User Group Data Analysis
Once it was established that the two user groups have a consistent demand proportion year after year, it was substantiated to combine both years(given the size of the data) and look at the behavior of each user group individually. Here again, it was confirmed that demand is related to temperature as there was a rise in bike usage in warmer seasons and a decrease in colder seasons for both user groups. This was reasonable because generally, people tend to ride when the weather is nice.
With temperature depence established, the next factor to explore was time of day. Given that congested traffic is one of the reasons why some people bike to work, it was intuitive to think such a trend might exist in data. As shown on the graph below, it appeared that both user groups used the bike at different times of day.

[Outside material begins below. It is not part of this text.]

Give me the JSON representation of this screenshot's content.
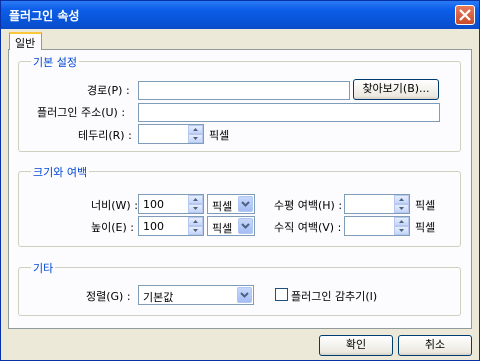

Registered users have two modes: 8AM and 5PM. It can be deduced here that most of these users are commuters going and coming back from work.
On the other hand, casual users have a steady usage increase from 7AM to 2 PM with a mode at 2 and 3 PM. and then a steady decrease. This shows that both user groups use the bike for different reasons. As Washington D.C is a city that attracts many tourists, it could be inferred that most of these users might be tourists visiting sites during the day.
Given our observation in the data, it is clear that bike demand is correlated to temperature and time of the day. My advice to this business owner in terms of business growth and efficiency will be to offer each user group Peak and OffPeak hour rates at their respective peak and perks during OffPeak to increase usage and most likely revenue.
The next step in this project will be to implement a regression model using dependent variables analyzed above(user type, time, temperature) to predict hourly demand and compare our model to more recent data from the company.